このようなことが人間ではどうであろうか? とホ−ルデンはいっている。
大人では大したことはないであろう。しかし若い子供では影響は大きいだろう。家族構成が最近は次第に小さくなってきている。近頃では家には一人しか母親がいない。子供達は、道路に出てあそび、公園へゆき、学校へゆくようになるまで、他の子供達をみることが段々と少なくなってきている。ソ連では子供達が大工場の託児所につれてゆかれ、又戦争中英国でもそうであったが、そのような場合には又事情は違ってくるであろう。こんなことが赤ん坊にどんな影響をもってくるのであろうか。ソ連では小さい時から子供を社会的なものとして取り扱っているよういわれている。もし私が五つになるまで兄弟のない一人息子ではなかったらもっとよいやつ(much nicer chap)になっているかもしれない。私には分からない。しかしイナゴや鳩と同じように人間についての観察からひき出される多くの問題に、解答があたえられる必要のあることは分かっている。−−−これがホ−ルデンの結語である。

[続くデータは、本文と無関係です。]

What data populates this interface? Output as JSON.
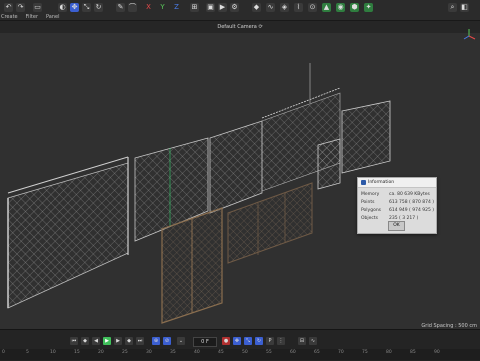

さてホ−ルデンが”I don't know”といったのはどう考えたらよいか分からないといっただけで、私達の生活の中にそんな問題がないといったのではないであろう。人間生態学として人間を総合的にみてゆこうという立場をとるときには、いつもこんな関係を頭の中に入れておかなくてはならないであろう。さっき出てきた子供を育てるときの問題から、隣の人といえば弘前から青森位までゆかなければならない国の人たちと、からかみ一つへだてて住みあっている国の人たちの間にある相違は一体何であろうか。地球のかたすみに起こった一寸した事柄でも、たちまちにして全世界に伝わってしまう世の中と昔とでは、私達の生活はどう変わってきたのであろうか。今や私達の生活がより社会的なものに変わってきていることは事実であろう。私達の生活、それは学生生活であり、学問の世界であろうと、その根底に、OVERCROWDINGやUNDERCROWDINGの示された問題があることは頭の中に入れておきたいものである。